Is Waterford benefiting from Woodstown Viking site

Is Waterford benefiting from Woodstown Viking site

The Woodstown Viking site in Waterford. Photo: Waterford City & County Council

The Woodstown Viking site in Waterford is “one of the best-surveyed sites in all of Ireland” Waterford City and County Council heard at the recent Metropolitan council meeting.

The Viking site at Woodstown, on the southern bank of the River Suir, just 10km upriver from the city of Waterford was discovered in 2003 in advance of the construction of the N25 Waterford city bypass.

Archaeologist Neil Jackman made a presentation about the progress of the project at Woodstown Viking site.

“The surveys have revealed an awful lot of information,” he said and historians are working through the thousands of archeological finds that have come from the dig site.

There is work ongoing, the council heard, to establish how the historical finds from the site “can best benefit the people of Waterford as well as the academic and archeological community.”

The report “offers a very long-term vision of the site, and it follows and references successful international sites in places like the UK, France and Scandinavia.”

The key challenge, the Council heard, “is to make the intangible, tangible.”

The challenge is to turn a “bunch of largely empty green fields, over near the Waterford Greenway” into something, which “can get across how important that place was.”

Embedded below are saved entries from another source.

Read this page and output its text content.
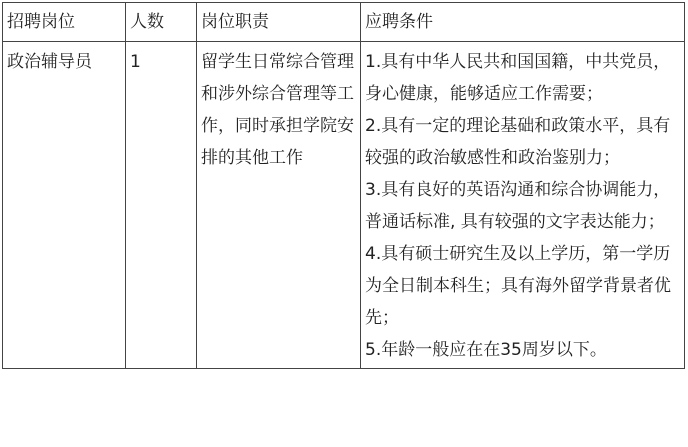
招聘岗位	人数	岗位职责	应聘条件
政治辅导员	1	留学生日常综合管理和涉外综合管理等工作，同时承担学院安排的其他工作	1.具有中华人民共和国国籍，中共党员，身心健康，能够适应工作需要；
2.具有一定的理论基础和政策水平，具有较强的政治敏感性和政治鉴别力；
3.具有良好的英语沟通和综合协调能力，普通话标准, 具有较强的文字表达能力；
4.具有硕士研究生及以上学历，第一学历为全日制本科生；具有海外留学背景者优先；
5.年龄一般应在在35周岁以下。
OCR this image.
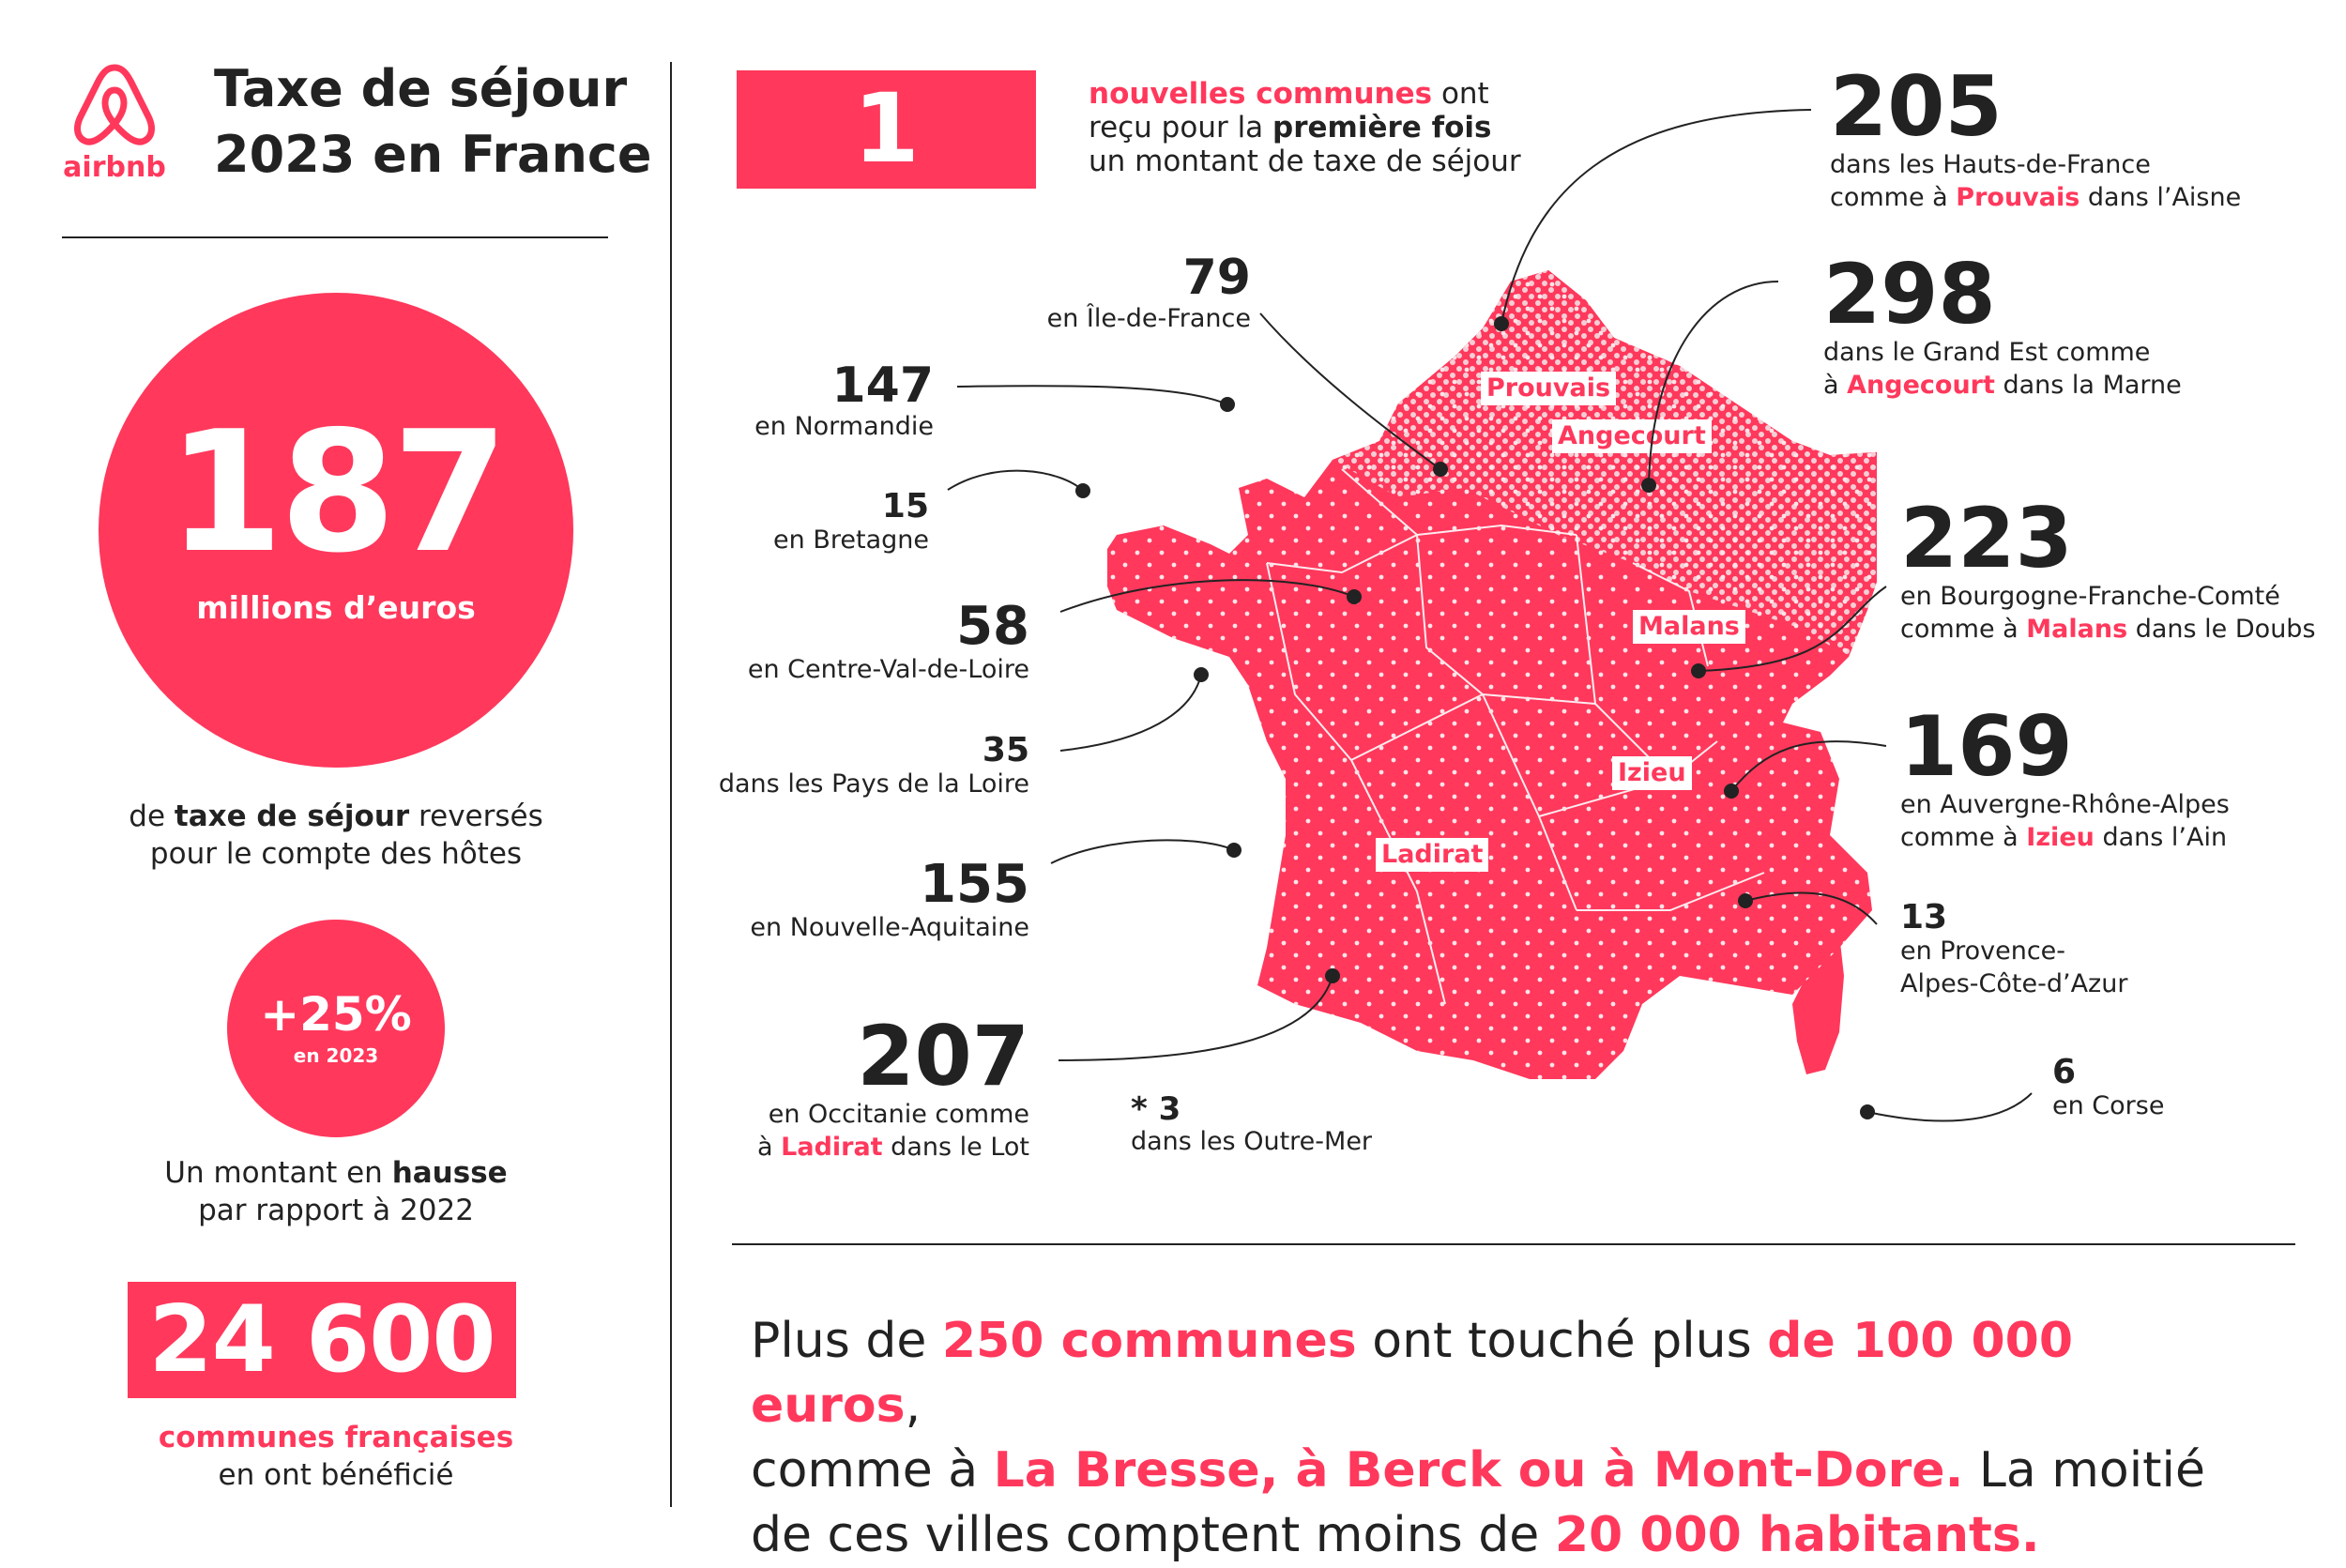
airbnb
Taxe de séjour
2023 en France
187
millions d’euros
de taxe de séjour reversés
pour le compte des hôtes
+25%
en 2023
Un montant en hausse
par rapport à 2022
24 600
communes françaises
en ont bénéficié
1 600
nouvelles communes ont
reçu pour la première fois
un montant de taxe de séjour
Prouvais
Angecourt
Malans
Izieu
Ladirat
205
dans les Hauts-de-France
comme à Prouvais dans l’Aisne
298
dans le Grand Est comme
à Angecourt dans la Marne
79
en Île-de-France
147
en Normandie
15
en Bretagne
58
en Centre-Val-de-Loire
35
dans les Pays de la Loire
155
en Nouvelle-Aquitaine
207
en Occitanie comme
à Ladirat dans le Lot
* 3
dans les Outre-Mer
223
en Bourgogne-Franche-Comté
comme à Malans dans le Doubs
169
en Auvergne-Rhône-Alpes
comme à Izieu dans l’Ain
13
en Provence-
Alpes-Côte-d’Azur
6
en Corse
Plus de 250 communes ont touché plus de 100 000 euros,
comme à La Bresse, à Berck ou à Mont-Dore. La moitié
de ces villes comptent moins de 20 000 habitants.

He said that “with support, Woodstown could become the key defining attraction on the Waterford Greenway - it’s an internationally significant tourism site as well as an important place for education and social inclusion.”

A number of the finds are on display in Reginald’s Tower in Waterford City. Based on the findings from the site, a book ‘Woodstown: A Viking-Age Settlement in Co Waterford’ was written by the historians investigating the site. However, many of the findings at the site have made their way out of the south east and council members questioned the benefits that people in Waterford were seeing from the site.

“We’ve been at the Woodstown site for over 20 years; as archeologists you might have a different perspective on it, but the general public is wondering, for what is regarded as a national monument, there hasn’t really been much benefit to Waterford,” one councillor said.

“Most of the artefacts you’ve found there have gone away from Waterford. We as a city, really haven’t seen much of a bounce from it,” they said, pushing for the development of an interpretive centre near Mount Congreve to generate the most tourist interest from the site.